Не отвлекаясь на описания природы, нам на примерах из жизни однозначно объясняют, что как только у юного существа на мошонке или срамных губах появляются первые темные волоски, предыдущую жизнь, (где в мультяшной эстетике фигурировали папа, мама, дом, друзья и улыбающееся в небе огромное желтое солнце), следует скомкать как неудавшийся рождественский стишок и точным броском, позаимствованным у NBA, отправить в корзину для мусора. Твоя мама превратилась в ведьму, твой папа в мерзавца. Это враги, с которыми идет бесконечная, изматывающая нервы, холодная война. Если тебя зовут НАТО, то твоя мать – Россия. Если ты считаешь себя Израилем, то папаша твой – Палестина. Если у тебя есть сестра или брат, то лучшая параллель это Корейский полуостров. Север или Юг можешь выбрать сам. С учетом того, что на Севере имеется атомная бомба, но сработает ли она в случае боевых действий – большой вопрос.
Первое алкогольное отравление, первая сигарета, первая любовь, первое совокупление, первый кайф от наркотика, первая измена, первая месть, первая депрессия, первая потеря аппетита, первая венерическая болезнь, первая беременность, первый аборт, первый курс, первый вузовский диплом, первый рабочий день, первая зарплата, первое разочарование, первый быстрый кредит, первое правонарушение, первый приговор, первый год (второй, третий…), первый год на свободе…
Впервые накатывает ощущение, что в жизни все так или иначе испробовано. Все первое наточенным лезвием полосует юное и беззащитное тело. Выживают немногие. Те, кто наивно верит, что Гагарин, этот герой, был первым, должны еще раз хорошенько подумать.
Быть молодым тягостно и противно.
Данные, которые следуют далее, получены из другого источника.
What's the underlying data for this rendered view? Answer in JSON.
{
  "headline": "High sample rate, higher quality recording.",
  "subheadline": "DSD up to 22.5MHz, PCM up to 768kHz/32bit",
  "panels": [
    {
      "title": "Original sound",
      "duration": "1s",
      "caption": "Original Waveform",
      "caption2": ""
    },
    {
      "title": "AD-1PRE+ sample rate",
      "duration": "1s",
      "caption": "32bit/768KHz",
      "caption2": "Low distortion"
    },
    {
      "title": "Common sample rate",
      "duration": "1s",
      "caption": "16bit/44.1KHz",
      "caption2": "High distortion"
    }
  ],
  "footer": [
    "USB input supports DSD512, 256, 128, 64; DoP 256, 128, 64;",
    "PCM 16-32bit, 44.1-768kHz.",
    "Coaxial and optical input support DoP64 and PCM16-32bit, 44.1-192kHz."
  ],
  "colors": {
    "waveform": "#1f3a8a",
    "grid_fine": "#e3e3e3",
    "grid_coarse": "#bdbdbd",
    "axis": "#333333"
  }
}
Самое плохое, что может случиться с человеком, это без всякого щадящего предисловия сразу родиться героем-неудачником из молодежного романа. Никаких тебе ароматных блинчиков и вкусно торчащих из банок с вареньем ложек. Вместо этого окровавленные использованные кондомы и финки, валяющиеся в углах комнаты. Жизнь, сродни липкой ленте мухоловки, полна таких же как ты дергающихся трупов.
Было это воздействием Хеннесси или молодежной литературы, но в душе стало страшно неуютно. Если поверить книгам, то этот насыщенный рисками этап жизни надо преодолеть максимально быстро, не оглядываясь назад и протягивая руку вперед как можно дальше, чтобы быстренько ухватиться в будущем за раскрашенную соломинку, в роли которой выступает зрелость с большим удобным креслом перед широкоформатным экраном телевизора.
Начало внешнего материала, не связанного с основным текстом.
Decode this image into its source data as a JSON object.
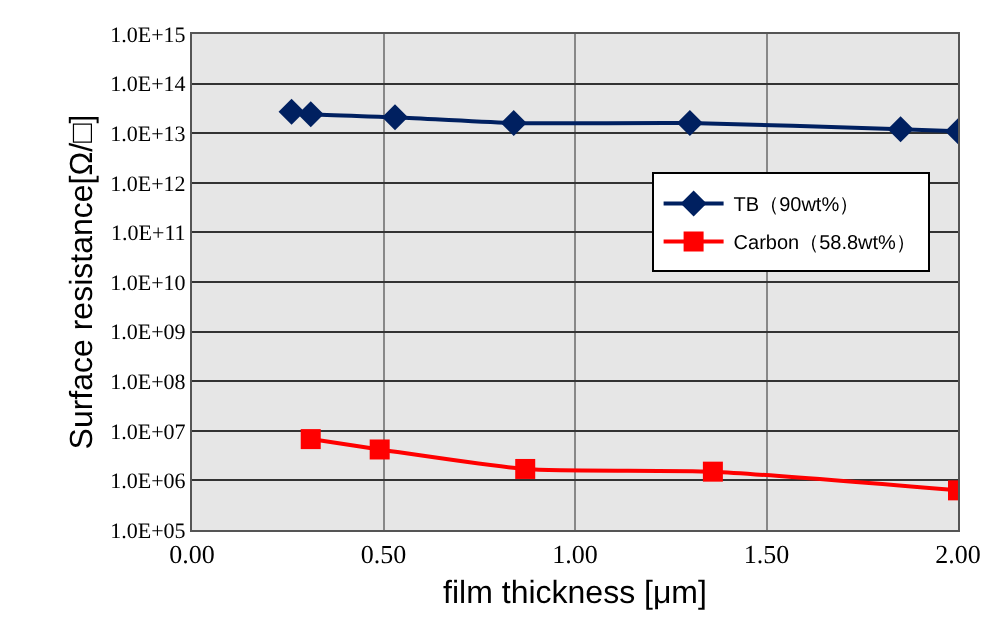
{
  "chart_data": {
    "type": "line",
    "xlabel": "film thickness [μm]",
    "ylabel": "Surface resistance[Ω/□]",
    "log": "y",
    "grid": true,
    "legend": "right",
    "line_style": "solid",
    "xlim": [
      0,
      2
    ],
    "xticks": [
      {
        "value": 0,
        "label": "0.00"
      },
      {
        "value": 0.5,
        "label": "0.50"
      },
      {
        "value": 1,
        "label": "1.00"
      },
      {
        "value": 1.5,
        "label": "1.50"
      },
      {
        "value": 2,
        "label": "2.00"
      }
    ],
    "ylim": [
      100000,
      1000000000000000
    ],
    "yticks": [
      {
        "value": 100000,
        "label": "1.0E+05"
      },
      {
        "value": 1000000,
        "label": "1.0E+06"
      },
      {
        "value": 10000000,
        "label": "1.0E+07"
      },
      {
        "value": 100000000,
        "label": "1.0E+08"
      },
      {
        "value": 1000000000,
        "label": "1.0E+09"
      },
      {
        "value": 10000000000,
        "label": "1.0E+10"
      },
      {
        "value": 100000000000,
        "label": "1.0E+11"
      },
      {
        "value": 1000000000000,
        "label": "1.0E+12"
      },
      {
        "value": 10000000000000,
        "label": "1.0E+13"
      },
      {
        "value": 100000000000000,
        "label": "1.0E+14"
      },
      {
        "value": 1000000000000000,
        "label": "1.0E+15"
      }
    ],
    "series": [
      {
        "name": "TB（90wt%）",
        "color": "#002060",
        "marker": "diamond",
        "x": [
          0.26,
          0.31,
          0.53,
          0.84,
          1.3,
          1.85,
          2.0
        ],
        "values": [
          27000000000000,
          24000000000000,
          21000000000000,
          16000000000000,
          16000000000000,
          12000000000000,
          11000000000000
        ]
      },
      {
        "name": "Carbon（58.8wt%）",
        "color": "#ff0000",
        "marker": "square",
        "x": [
          0.31,
          0.49,
          0.87,
          1.36,
          2.0
        ],
        "values": [
          6800000,
          4200000,
          1700000,
          1500000,
          630000
        ]
      }
    ]
  }
}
Переваривание художественной литературы вредно для здоровья.
Я прервался на денек, подлечиваясь минералкой и консервированными персиками.
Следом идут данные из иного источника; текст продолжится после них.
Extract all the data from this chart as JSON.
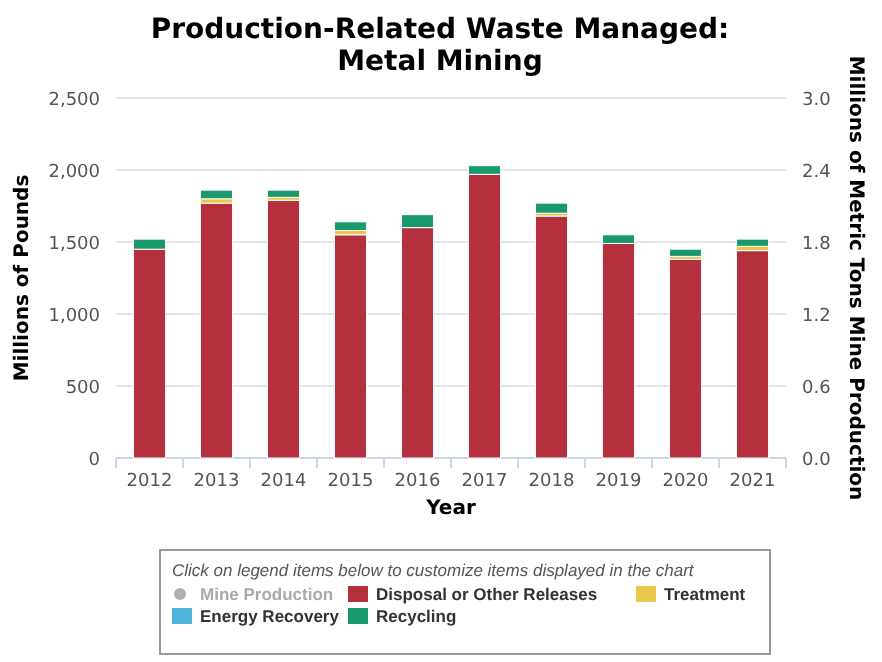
{
  "chart_data": {
    "type": "bar",
    "title": "Production-Related Waste Managed: Metal Mining",
    "xlabel": "Year",
    "ylabel": "Millions of Pounds",
    "y2label": "Millions of Metric Tons Mine Production",
    "legend_title": "Click on legend items below to customize items displayed in the chart",
    "categories": [
      "2012",
      "2013",
      "2014",
      "2015",
      "2016",
      "2017",
      "2018",
      "2019",
      "2020",
      "2021"
    ],
    "stacked": true,
    "grid": "y",
    "legend": "bottom",
    "ylim": [
      0,
      2500
    ],
    "yticks": [
      0,
      {
        "value": 500,
        "label": "500"
      },
      {
        "value": 1000,
        "label": "1,000"
      },
      {
        "value": 1500,
        "label": "1,500"
      },
      {
        "value": 2000,
        "label": "2,000"
      },
      {
        "value": 2500,
        "label": "2,500"
      }
    ],
    "y2lim": [
      0,
      3
    ],
    "y2ticks": [
      {
        "value": 0,
        "label": "0.0"
      },
      {
        "value": 0.6,
        "label": "0.6"
      },
      {
        "value": 1.2,
        "label": "1.2"
      },
      {
        "value": 1.8,
        "label": "1.8"
      },
      {
        "value": 2.4,
        "label": "2.4"
      },
      {
        "value": 3,
        "label": "3.0"
      }
    ],
    "series": [
      {
        "name": "Mine Production",
        "type": "line",
        "color": "#b0b0b0",
        "values": [
          null,
          null,
          null,
          null,
          null,
          null,
          null,
          null,
          null,
          null
        ]
      },
      {
        "name": "Disposal or Other Releases",
        "color": "#b5303f",
        "values": [
          1450,
          1770,
          1790,
          1550,
          1600,
          1970,
          1680,
          1490,
          1380,
          1440
        ]
      },
      {
        "name": "Treatment",
        "color": "#e8c84a",
        "values": [
          null,
          30,
          20,
          30,
          null,
          null,
          20,
          null,
          20,
          30
        ]
      },
      {
        "name": "Energy Recovery",
        "color": "#4fb3d9",
        "values": [
          null,
          null,
          null,
          null,
          null,
          null,
          null,
          null,
          null,
          null
        ]
      },
      {
        "name": "Recycling",
        "color": "#1a9a6c",
        "values": [
          70,
          60,
          50,
          60,
          90,
          60,
          70,
          60,
          50,
          50
        ]
      }
    ]
  }
}
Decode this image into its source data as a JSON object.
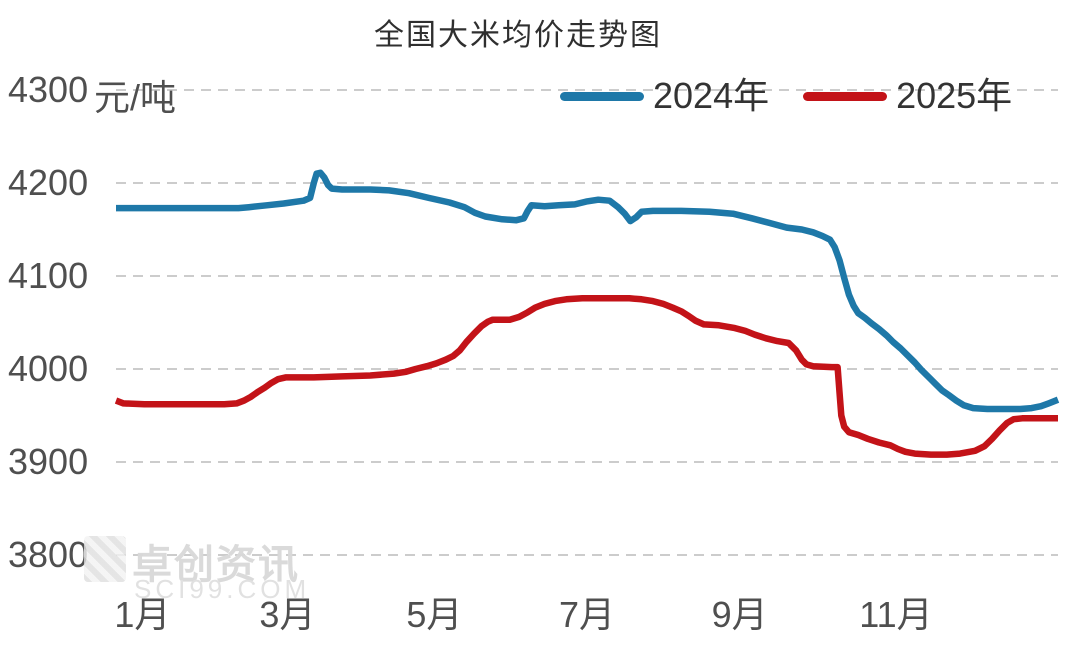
{
  "title": "全国大米均价走势图",
  "watermark": {
    "name": "卓创资讯",
    "site": "SCI99.COM"
  },
  "colors": {
    "series_2024": "#1E78A8",
    "series_2025": "#C31318",
    "grid": "#CCCCCC",
    "axis_text": "#4F4F4F",
    "title_text": "#2F2F2F"
  },
  "chart_data": {
    "type": "line",
    "title": "全国大米均价走势图",
    "ylabel_unit": "元/吨",
    "xlabel": "",
    "ylim": [
      3800,
      4300
    ],
    "yticks": [
      4300,
      4200,
      4100,
      4000,
      3900,
      3800
    ],
    "xticks": [
      {
        "label": "1月",
        "f": 0.028
      },
      {
        "label": "3月",
        "f": 0.182
      },
      {
        "label": "5月",
        "f": 0.338
      },
      {
        "label": "7月",
        "f": 0.5
      },
      {
        "label": "9月",
        "f": 0.662
      },
      {
        "label": "11月",
        "f": 0.828
      }
    ],
    "grid": "dashed-horizontal",
    "legend_position": "top-right",
    "series": [
      {
        "name": "2024年",
        "color": "#1E78A8",
        "points": [
          [
            0.0,
            4173
          ],
          [
            0.045,
            4173
          ],
          [
            0.09,
            4173
          ],
          [
            0.13,
            4173
          ],
          [
            0.141,
            4174
          ],
          [
            0.16,
            4176
          ],
          [
            0.178,
            4178
          ],
          [
            0.199,
            4181
          ],
          [
            0.206,
            4184
          ],
          [
            0.21,
            4200
          ],
          [
            0.213,
            4210
          ],
          [
            0.217,
            4211
          ],
          [
            0.221,
            4206
          ],
          [
            0.225,
            4198
          ],
          [
            0.229,
            4194
          ],
          [
            0.24,
            4193
          ],
          [
            0.27,
            4193
          ],
          [
            0.29,
            4192
          ],
          [
            0.311,
            4189
          ],
          [
            0.332,
            4184
          ],
          [
            0.354,
            4179
          ],
          [
            0.37,
            4174
          ],
          [
            0.381,
            4168
          ],
          [
            0.392,
            4164
          ],
          [
            0.41,
            4161
          ],
          [
            0.425,
            4160
          ],
          [
            0.433,
            4162
          ],
          [
            0.437,
            4170
          ],
          [
            0.441,
            4176
          ],
          [
            0.455,
            4175
          ],
          [
            0.47,
            4176
          ],
          [
            0.487,
            4177
          ],
          [
            0.499,
            4180
          ],
          [
            0.512,
            4182
          ],
          [
            0.524,
            4181
          ],
          [
            0.533,
            4174
          ],
          [
            0.54,
            4167
          ],
          [
            0.546,
            4159
          ],
          [
            0.552,
            4163
          ],
          [
            0.558,
            4169
          ],
          [
            0.57,
            4170
          ],
          [
            0.6,
            4170
          ],
          [
            0.63,
            4169
          ],
          [
            0.655,
            4167
          ],
          [
            0.675,
            4162
          ],
          [
            0.694,
            4157
          ],
          [
            0.712,
            4152
          ],
          [
            0.728,
            4150
          ],
          [
            0.74,
            4147
          ],
          [
            0.75,
            4143
          ],
          [
            0.758,
            4139
          ],
          [
            0.763,
            4131
          ],
          [
            0.768,
            4117
          ],
          [
            0.773,
            4098
          ],
          [
            0.778,
            4080
          ],
          [
            0.783,
            4068
          ],
          [
            0.788,
            4060
          ],
          [
            0.795,
            4055
          ],
          [
            0.802,
            4049
          ],
          [
            0.81,
            4043
          ],
          [
            0.818,
            4036
          ],
          [
            0.825,
            4029
          ],
          [
            0.833,
            4022
          ],
          [
            0.84,
            4015
          ],
          [
            0.848,
            4007
          ],
          [
            0.855,
            3999
          ],
          [
            0.862,
            3992
          ],
          [
            0.87,
            3984
          ],
          [
            0.877,
            3977
          ],
          [
            0.884,
            3972
          ],
          [
            0.892,
            3966
          ],
          [
            0.9,
            3961
          ],
          [
            0.91,
            3958
          ],
          [
            0.925,
            3957
          ],
          [
            0.945,
            3957
          ],
          [
            0.96,
            3957
          ],
          [
            0.972,
            3958
          ],
          [
            0.982,
            3960
          ],
          [
            0.99,
            3963
          ],
          [
            1.0,
            3967
          ]
        ]
      },
      {
        "name": "2025年",
        "color": "#C31318",
        "points": [
          [
            0.0,
            3966
          ],
          [
            0.008,
            3963
          ],
          [
            0.03,
            3962
          ],
          [
            0.06,
            3962
          ],
          [
            0.09,
            3962
          ],
          [
            0.115,
            3962
          ],
          [
            0.128,
            3963
          ],
          [
            0.136,
            3966
          ],
          [
            0.143,
            3970
          ],
          [
            0.15,
            3975
          ],
          [
            0.158,
            3980
          ],
          [
            0.165,
            3985
          ],
          [
            0.172,
            3989
          ],
          [
            0.18,
            3991
          ],
          [
            0.21,
            3991
          ],
          [
            0.24,
            3992
          ],
          [
            0.27,
            3993
          ],
          [
            0.295,
            3995
          ],
          [
            0.308,
            3997
          ],
          [
            0.318,
            4000
          ],
          [
            0.33,
            4003
          ],
          [
            0.34,
            4006
          ],
          [
            0.35,
            4010
          ],
          [
            0.358,
            4014
          ],
          [
            0.365,
            4020
          ],
          [
            0.372,
            4029
          ],
          [
            0.38,
            4038
          ],
          [
            0.388,
            4046
          ],
          [
            0.395,
            4051
          ],
          [
            0.4,
            4053
          ],
          [
            0.418,
            4053
          ],
          [
            0.428,
            4056
          ],
          [
            0.437,
            4061
          ],
          [
            0.445,
            4066
          ],
          [
            0.455,
            4070
          ],
          [
            0.466,
            4073
          ],
          [
            0.478,
            4075
          ],
          [
            0.495,
            4076
          ],
          [
            0.52,
            4076
          ],
          [
            0.545,
            4076
          ],
          [
            0.558,
            4075
          ],
          [
            0.57,
            4073
          ],
          [
            0.581,
            4070
          ],
          [
            0.591,
            4066
          ],
          [
            0.6,
            4062
          ],
          [
            0.608,
            4057
          ],
          [
            0.615,
            4052
          ],
          [
            0.624,
            4048
          ],
          [
            0.64,
            4047
          ],
          [
            0.657,
            4044
          ],
          [
            0.668,
            4041
          ],
          [
            0.678,
            4037
          ],
          [
            0.69,
            4033
          ],
          [
            0.702,
            4030
          ],
          [
            0.714,
            4028
          ],
          [
            0.722,
            4020
          ],
          [
            0.728,
            4010
          ],
          [
            0.733,
            4005
          ],
          [
            0.74,
            4003
          ],
          [
            0.76,
            4002
          ],
          [
            0.766,
            4002
          ],
          [
            0.768,
            3975
          ],
          [
            0.77,
            3950
          ],
          [
            0.773,
            3938
          ],
          [
            0.778,
            3932
          ],
          [
            0.788,
            3929
          ],
          [
            0.798,
            3925
          ],
          [
            0.81,
            3921
          ],
          [
            0.822,
            3918
          ],
          [
            0.83,
            3914
          ],
          [
            0.838,
            3911
          ],
          [
            0.848,
            3909
          ],
          [
            0.865,
            3908
          ],
          [
            0.882,
            3908
          ],
          [
            0.896,
            3909
          ],
          [
            0.912,
            3912
          ],
          [
            0.922,
            3917
          ],
          [
            0.93,
            3925
          ],
          [
            0.938,
            3934
          ],
          [
            0.946,
            3942
          ],
          [
            0.953,
            3946
          ],
          [
            0.962,
            3947
          ],
          [
            0.98,
            3947
          ],
          [
            1.0,
            3947
          ]
        ]
      }
    ]
  }
}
Итак, два этапа позади. Переполненные иллюзиями детские книжки, делающие все для того, чтобы с реальной жизнью (этим полным насилия, высасывающим жизненные соки спрессованным творением, которое наваливается на читателя в секции юношеской литературы) еще несформировавшаяся личность столкнулась как можно неожиданнее и задолго до того, как она, покинув дом, сообразит заковать свои душу и тело в железный панцирь.
Этап, следующий за молодостью, писателей, похоже, вдохновляет более всего. Длинные ряды книг маститых авторов, описывающие придуманные жизни вымышленных героев среднего возраста, образуют впечатляющий, уходящий за горизонт мост, по которому маршируют триумфаторы или под которым находят пристанище опустившиеся капитулянты. Без Courvoisier XO я по этому мосту не прошел бы. Тайный союз литературы и алкоголя проявлен в данном случае во всей своей откровенной красе.